Дмитрий Скрипскис: «Сюда приезжают те, у кого здесь родственные связи. Я тут рос, техникум закончил в Белоруссии. А без этого устроиться на работу было бы гораздо сложнее. Живём тут с августа прошлого года. В Алма-Ате работал в агентстве частной фирмы, зарабатывал нормально. Не шиковали, но на жизнь хватало...
Жена – украинка, работает здесь секретарём. Детей двое, 13 и 14 лет, учатся в местной школе. Пока занимаем чужую квартиру, но за неё не платим. Как оформим гражданство, получим своё жильё. Задержка пока из-за этого – из-за нас самих... С финансовой стороны тут сложнее, чем в Алма-Ате. А в остальном – я не жалуюсь.
...Бели бы меня притесняли, то я бы не только завгаражом, а и с вилами тут бы не ходил».

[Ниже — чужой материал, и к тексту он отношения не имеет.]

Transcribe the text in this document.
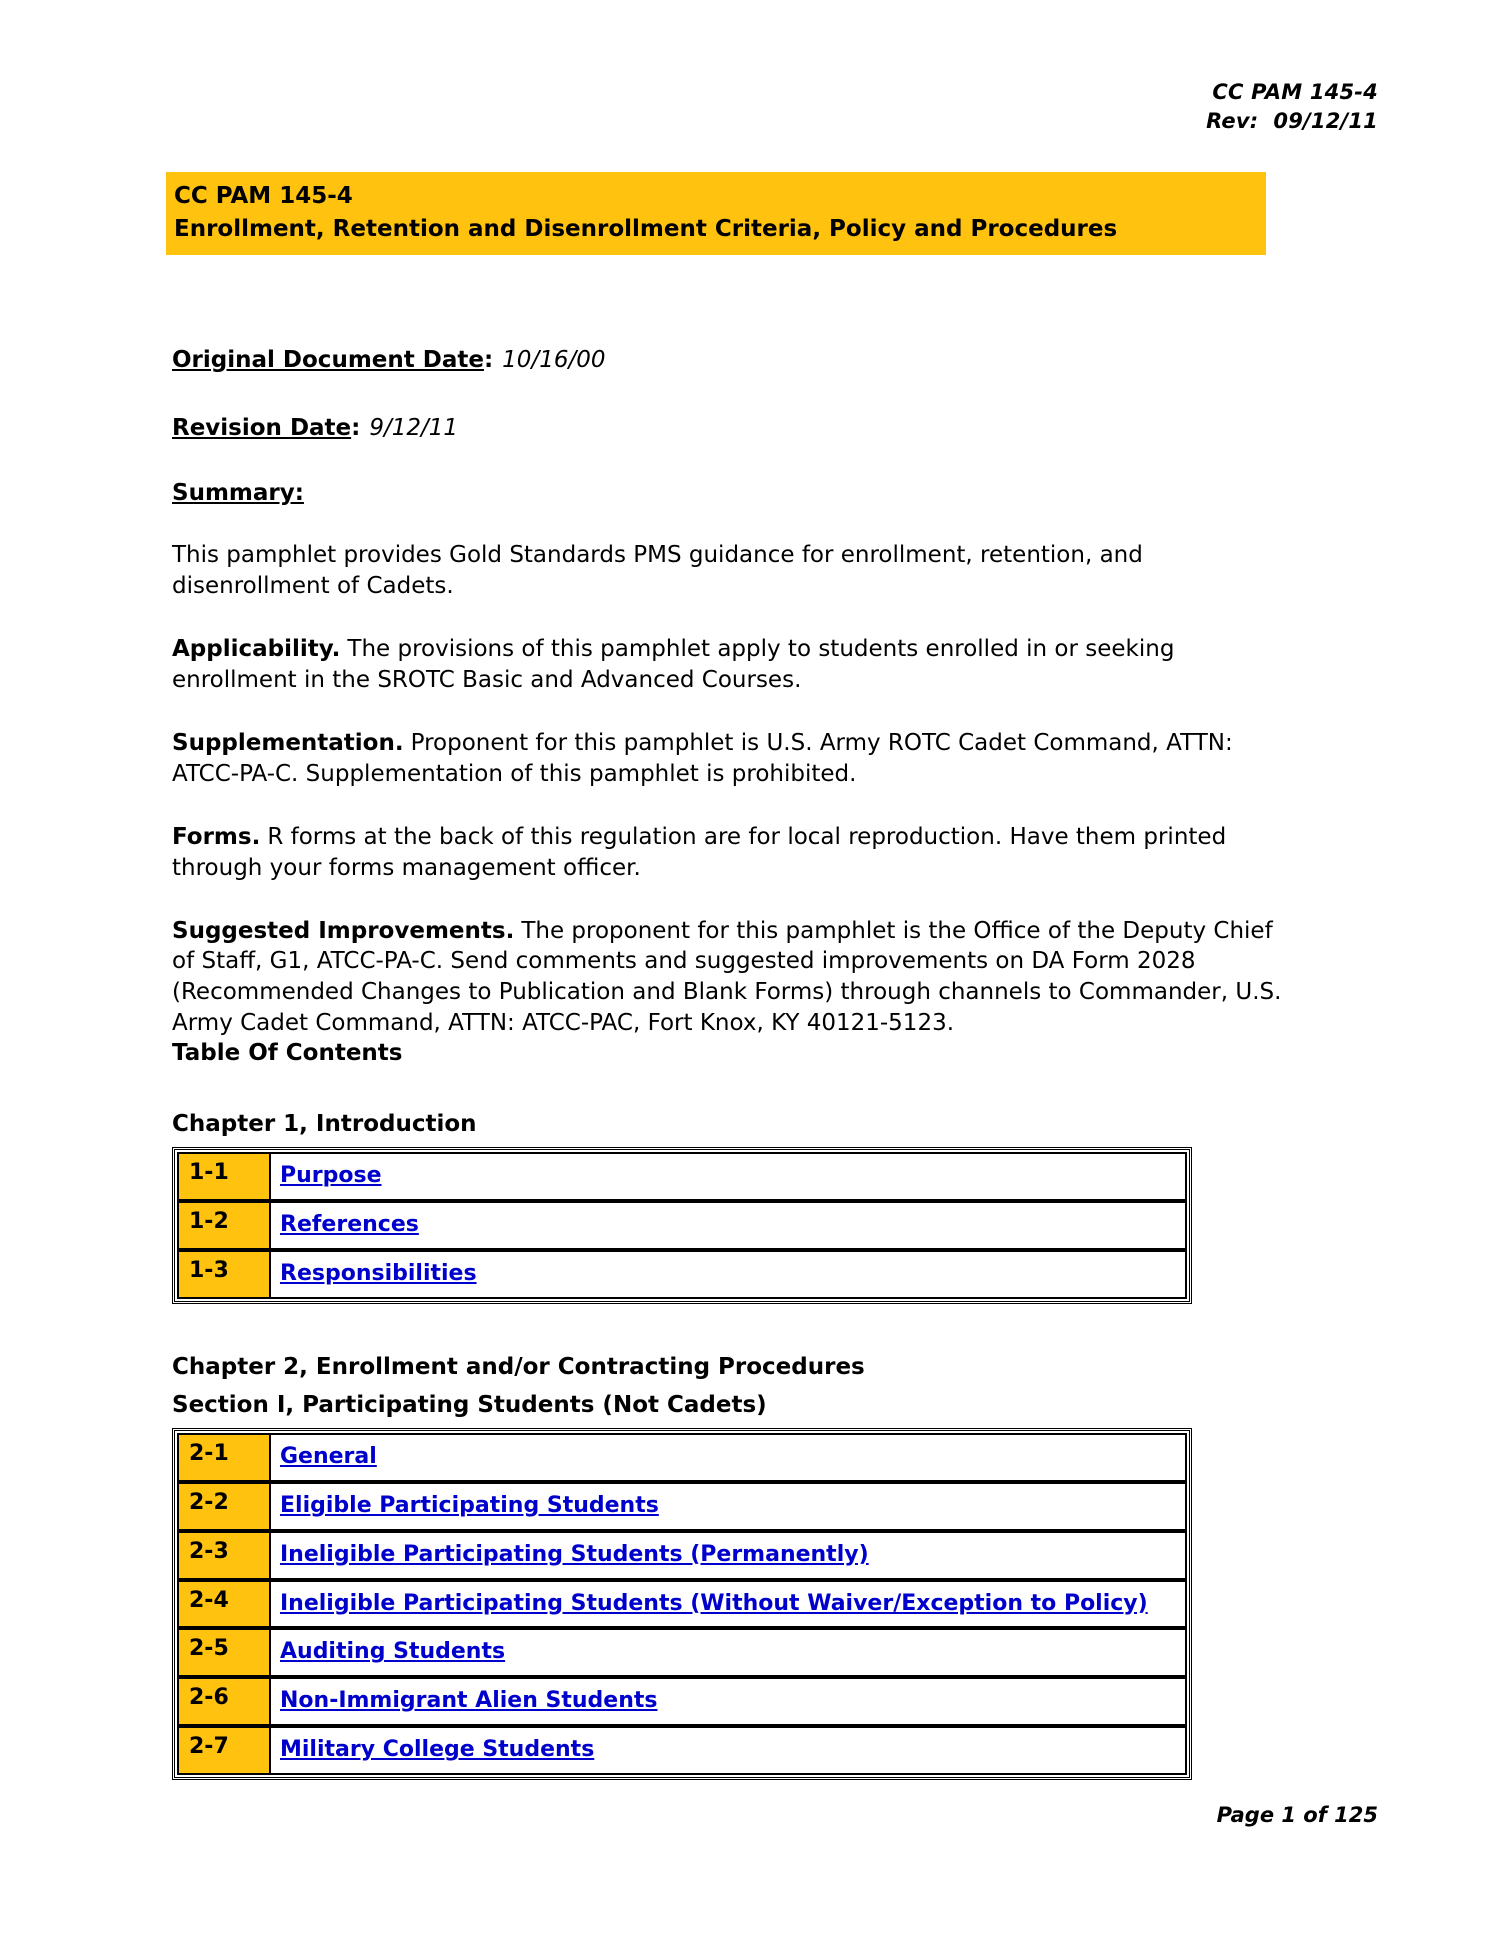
CC PAM 145-4
Rev:  09/12/11
CC PAM 145-4
Enrollment, Retention and Disenrollment Criteria, Policy and Procedures
Original Document Date: 10/16/00
Revision Date: 9/12/11
Summary:

This pamphlet provides Gold Standards PMS guidance for enrollment, retention, and disenrollment of Cadets.

Applicability. The provisions of this pamphlet apply to students enrolled in or seeking enrollment in the SROTC Basic and Advanced Courses.

Supplementation. Proponent for this pamphlet is U.S. Army ROTC Cadet Command, ATTN: ATCC-PA-C. Supplementation of this pamphlet is prohibited.

Forms. R forms at the back of this regulation are for local reproduction. Have them printed through your forms management officer.

Suggested Improvements. The proponent for this pamphlet is the Office of the Deputy Chief of Staff, G1, ATCC-PA-C. Send comments and suggested improvements on DA Form 2028 (Recommended Changes to Publication and Blank Forms) through channels to Commander, U.S. Army Cadet Command, ATTN: ATCC-PAC, Fort Knox, KY 40121-5123.

Table Of Contents
Chapter 1, Introduction
1-1	Purpose
1-2	References
1-3	Responsibilities
Chapter 2, Enrollment and/or Contracting Procedures
Section I, Participating Students (Not Cadets)
2-1	General
2-2	Eligible Participating Students
2-3	Ineligible Participating Students (Permanently)
2-4	Ineligible Participating Students (Without Waiver/Exception to Policy)
2-5	Auditing Students
2-6	Non-Immigrant Alien Students
2-7	Military College Students
Page 1 of 125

Сужается постепенно кольцо пустующих земель вокруг Тридцатикилометровой зоны. Теперь, на тринадцатом году после аварии, отхлынувшая было жизнь снова, шаг за шагом, продвигается все ближе к неутихающему реактору, из которого пытаются вырваться новые кюри, рентгены, беккерели. Как же определить для себя человеку, где ему ещё нельзя жить, а где – можно?

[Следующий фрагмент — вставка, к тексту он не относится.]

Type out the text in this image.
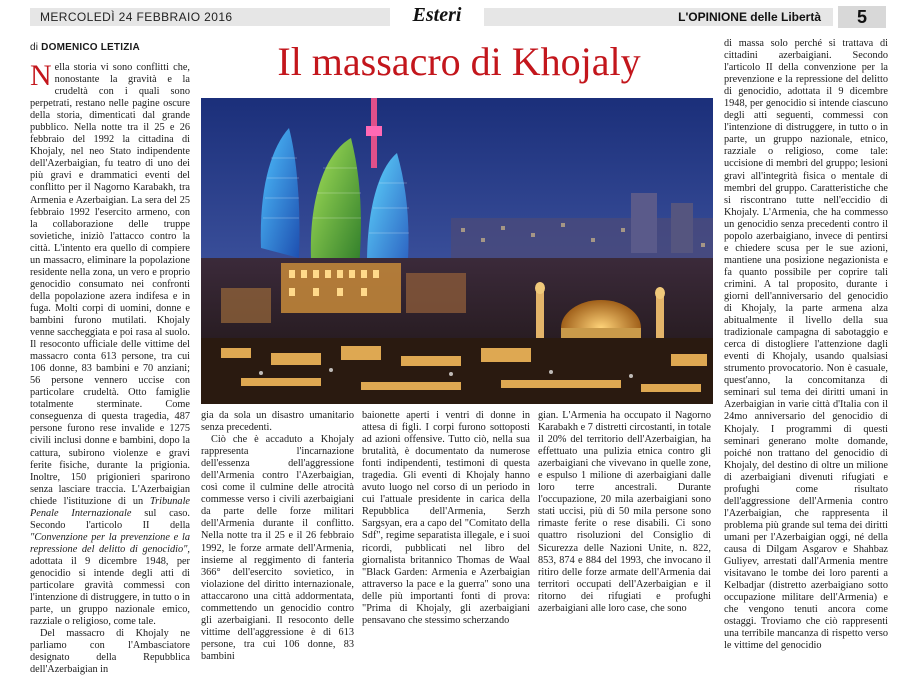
MERCOLEDÌ 24 FEBBRAIO 2016	Esteri	L'OPINIONE delle Libertà	5
di DOMENICO LETIZIA	Il massacro di Khojaly

Nella storia vi sono conflitti che, nonostante la gravità e la crudeltà con i quali sono perpetrati, restano nelle pagine oscure della storia, dimenticati dal grande pubblico. Nella notte tra il 25 e 26 febbraio del 1992 la cittadina di Khojaly, nel neo Stato indipendente dell'Azerbaigian, fu teatro di uno dei più gravi e drammatici eventi del conflitto per il Nagorno Karabakh, tra Armenia e Azerbaigian. La sera del 25 febbraio 1992 l'esercito armeno, con la collaborazione delle truppe sovietiche, iniziò l'attacco contro la città. L'intento era quello di compiere un massacro, eliminare la popolazione residente nella zona, un vero e proprio genocidio consumato nei confronti della popolazione azera indifesa e in fuga. Molti corpi di uomini, donne e bambini furono mutilati. Khojaly venne saccheggiata e poi rasa al suolo. Il resoconto ufficiale delle vittime del massacro conta 613 persone, tra cui 106 donne, 83 bambini e 70 anziani; 56 persone vennero uccise con particolare crudeltà. Otto famiglie totalmente sterminate. Come conseguenza di questa tragedia, 487 persone furono rese invalide e 1275 civili inclusi donne e bambini, dopo la cattura, subirono violenze e gravi ferite fisiche, durante la prigionia. Inoltre, 150 prigionieri sparirono senza lasciare traccia. L'Azerbaigian chiede l'istituzione di un Tribunale Penale Internazionale sul caso. Secondo l'articolo II della "Convenzione per la prevenzione e la repressione del delitto di genocidio", adottata il 9 dicembre 1948, per genocidio si intende degli atti di particolare gravità commessi con l'intenzione di distruggere, in tutto o in parte, un gruppo nazionale emico, razziale o religioso, come tale.

Del massacro di Khojaly ne parliamo con l'Ambasciatore designato della Repubblica dell'Azerbaigian in

gia da sola un disastro umanitario senza precedenti.

Ciò che è accaduto a Khojaly rappresenta l'incarnazione dell'essenza dell'aggressione dell'Armenia contro l'Azerbaigian, così come il culmine delle atrocità commesse verso i civili azerbaigiani da parte delle forze militari dell'Armenia durante il conflitto. Nella notte tra il 25 e il 26 febbraio 1992, le forze armate dell'Armenia, insieme al reggimento di fanteria 366° dell'esercito sovietico, in violazione del diritto internazionale, attaccarono una città addormentata, commettendo un genocidio contro gli azerbaigiani. Il resoconto delle vittime dell'aggressione è di 613 persone, tra cui 106 donne, 83 bambini

baionette aperti i ventri di donne in attesa di figli. I corpi furono sottoposti ad azioni offensive. Tutto ciò, nella sua brutalità, è documentato da numerose fonti indipendenti, testimoni di questa tragedia. Gli eventi di Khojaly hanno avuto luogo nel corso di un periodo in cui l'attuale presidente in carica della Repubblica dell'Armenia, Serzh Sargsyan, era a capo del "Comitato della Sdf", regime separatista illegale, e i suoi ricordi, pubblicati nel libro del giornalista britannico Thomas de Waal "Black Garden: Armenia e Azerbaigian attraverso la pace e la guerra" sono una delle più importanti fonti di prova: "Prima di Khojaly, gli azerbaigiani pensavano che stessimo scherzando

gian. L'Armenia ha occupato il Nagorno Karabakh e 7 distretti circostanti, in totale il 20% del territorio dell'Azerbaigian, ha effettuato una pulizia etnica contro gli azerbaigiani che vivevano in quelle zone, e espulso 1 milione di azerbaigiani dalle loro terre ancestrali. Durante l'occupazione, 20 mila azerbaigiani sono stati uccisi, più di 50 mila persone sono rimaste ferite o rese disabili. Ci sono quattro risoluzioni del Consiglio di Sicurezza delle Nazioni Unite, n. 822, 853, 874 e 884 del 1993, che invocano il ritiro delle forze armate dell'Armenia dai territori occupati dell'Azerbaigian e il ritorno dei rifugiati e profughi azerbaigiani alle loro case, che sono

di massa solo perché si trattava di cittadini azerbaigiani. Secondo l'articolo II della convenzione per la prevenzione e la repressione del delitto di genocidio, adottata il 9 dicembre 1948, per genocidio si intende ciascuno degli atti seguenti, commessi con l'intenzione di distruggere, in tutto o in parte, un gruppo nazionale, etnico, razziale o religioso, come tale: uccisione di membri del gruppo; lesioni gravi all'integrità fisica o mentale di membri del gruppo. Caratteristiche che si riscontrano tutte nell'eccidio di Khojaly. L'Armenia, che ha commesso un genocidio senza precedenti contro il popolo azerbaigiano, invece di pentirsi e chiedere scusa per le sue azioni, mantiene una posizione negazionista e fa quanto possibile per coprire tali crimini. A tal proposito, durante i giorni dell'anniversario del genocidio di Khojaly, la parte armena alza abitualmente il livello della sua tradizionale campagna di sabotaggio e cerca di distogliere l'attenzione dagli eventi di Khojaly, usando qualsiasi strumento provocatorio. Non è casuale, quest'anno, la concomitanza di seminari sul tema dei diritti umani in Azerbaigian in varie città d'Italia con il 24mo anniversario del genocidio di Khojaly. I programmi di questi seminari generano molte domande, poiché non trattano del genocidio di Khojaly, del destino di oltre un milione di azerbaigiani divenuti rifugiati e profughi come risultato dell'aggressione dell'Armenia contro l'Azerbaigian, che rappresenta il problema più grande sul tema dei diritti umani per l'Azerbaigian oggi, né della causa di Dilgam Asgarov e Shahbaz Guliyev, arrestati dall'Armenia mentre visitavano le tombe dei loro parenti a Kelbadjar (distretto azerbaigiano sotto occupazione militare dell'Armenia) e che vengono tenuti ancora come ostaggi. Troviamo che ciò rappresenti una terribile mancanza di rispetto verso le vittime del genocidio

Бесконечно почтительно относясь к знаниям Анатолия Михайловича, я все же верю учёным немного меньше, чем они себе. Имея ограниченное количество органов чувств и построив приборы по принципу их многократного усиления, можно ли претендовать на всеобъемлемость в научном познании больного мира? И надо ли мириться с тем, что, искажённый человечеством, он будет искажаться и впредь, а уж мы под него как-нибудь подладимся? Могут ли быть в заболевшем мире здоровые люди? «...Он никогда не даст мне спокойно жить, – пишет в своем сочинении о Чернобыле Лена Жигунова, – а мечтать о будущем, кажется, нет смысла. Я всегда буду в тревоге за своих родных, за своих сверстников, за тех, кто ещё не появился на свет».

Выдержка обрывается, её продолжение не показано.